Photo 産経新聞

自民党の安倍晋三元首相が8日午前、奈良市内で参院選の応援演説をしていた際に、男から襲われ帰らぬ人になりました。
生前、岸田首相にアベノミクスを継続するように猛烈な圧力をかけていたのも安倍元総理でしたが、突然亡くなったことで自民圧勝を参議院選挙でも手にした岸田首相は急激に自由を手にすることができました。
これで首相がさらに政策方針変更をはかるのか、そのまま故人の意思を貫く形でアベノミクスを続けることになるのかが大きな注目点となりはじめています。

骨太の方針では、アベノミクスを続けることを仕方なく入れ込んだように見える岸田首相ですが、果たしてこれからどうなるのかを海外の投機筋も非常に注目していることがうかがわれ、ここから21日の日銀政策決定会合までの7営業日ほどがかなりクリティカルな相場になることも予想されはじめています。

一部の海外投機筋は21日の日銀会合で何等かの政策変更があることを期待

これまで日銀が一切利上げ等の緩和巻き戻し措置を行わないことから、日銀に対して挑戦的に日本国債を売り浴びせ、為替を円安に持ち込もうとする投機筋の動きが見られましたが、すでに発行国際の半数以上を買上げてしまい、ここから無期限でさらに残った国債を買い進めることは事実上不可能で、7月の政策決定会合で日銀がいきなり利上げには踏み切らなくても、なんらかの緩和巻き戻し措置を発表するのではないかというかなり勝手な期待を高めています。
そのため、すでにドル円で円買いを始めている人もいるようで、相場の上昇は単にドル高円安ではなくなりつつあるという変化が示現しはじめています。

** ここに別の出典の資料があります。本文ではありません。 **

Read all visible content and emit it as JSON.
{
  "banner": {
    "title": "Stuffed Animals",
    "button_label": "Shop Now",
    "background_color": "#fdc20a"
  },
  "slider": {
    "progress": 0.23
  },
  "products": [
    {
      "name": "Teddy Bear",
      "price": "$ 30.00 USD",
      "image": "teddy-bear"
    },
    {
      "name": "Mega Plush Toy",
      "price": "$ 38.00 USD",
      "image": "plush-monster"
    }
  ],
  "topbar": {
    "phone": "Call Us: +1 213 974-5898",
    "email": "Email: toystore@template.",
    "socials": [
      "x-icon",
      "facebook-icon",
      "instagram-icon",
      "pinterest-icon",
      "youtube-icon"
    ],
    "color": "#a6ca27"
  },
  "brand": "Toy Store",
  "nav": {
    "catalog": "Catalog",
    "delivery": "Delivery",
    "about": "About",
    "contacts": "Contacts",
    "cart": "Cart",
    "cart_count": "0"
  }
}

ただ、週明け11日の東京タイムでは、黒田日銀総裁が必要があれば躊躇なく追加緩和を実施する旨を口にしたことからドル円は一気に137円中盤まで駆け上がる動きとなり、一部の投機筋の政策引き締め期待とは全く逆の動きをしています。
これには、政策変更を期待してドル円の円買いを行っていた向きも相当慌てたのではないかと思われます。
海外投機筋はここのところ憶測をベースにトレードすることが多く、しかもその憶測は間違って結局失敗に終わっているので、今回もそれに準じた結末に至る可能性は高く、こうした投機筋の損切が強まれば相場は一気に上昇するといった状況を示現することも十分に想定しておきたいところとなります。

岸田首相が方向転換する可能性はかなり低そうな状況

Photo 首相官邸

12日には、米国イエレン財務長官と本邦財務省幹部との会合も開催されますが、11月の中間選挙通過までドル高継続と緩和政策の継続を強く日本に求めてくるであろうことは明らかで、日本政府としても米国のいうことを聞かざるを得ない状況に追い込まれることが予想されます。
となると黒田総裁の直近の発言とも符合することになり、結局のところアベノミクスの根幹を成す緩和政策を変更することはできない可能性が高まります。

しかし、現時点でどうなるかは全くわかっていないため、もし緩和の巻き戻しを示唆するような政策変更がでればドル円は大きく得高へと反転し債券金利はさらに上昇、日経平均は大きく値を下げることになり、米国が望むとおり何も政策変更をしないということになれば、ドル円は140円方向にさらに上昇すること考えられます。

ただ、冷静な視点で見た場合、日銀が足もとでやっている強引な無制限買い付けオペによる金利の強制的な低下措置を永遠に続けることは出来ないので、どこかで必ず政策変更を余儀なくされることだけは間違いなさそうで、それがどのタイミングなのかが非常に起きな問題となってきていることがわかります。

いずれにしてもここから3年は選挙がないため、岸田首相としては多少支持率を下げても緩和継続、円安容認とすることは十分に考えられ、ここから21日までの7営業日あまりは非常に重要な時期を迎えることになります。
政策継続でも変更でも、すでに作られたポジションが損切や巻き戻しにあうと想像以上の下落や上昇に巻き込まれるリスクが高まるので、慎重な取引が求められることになるでしょう。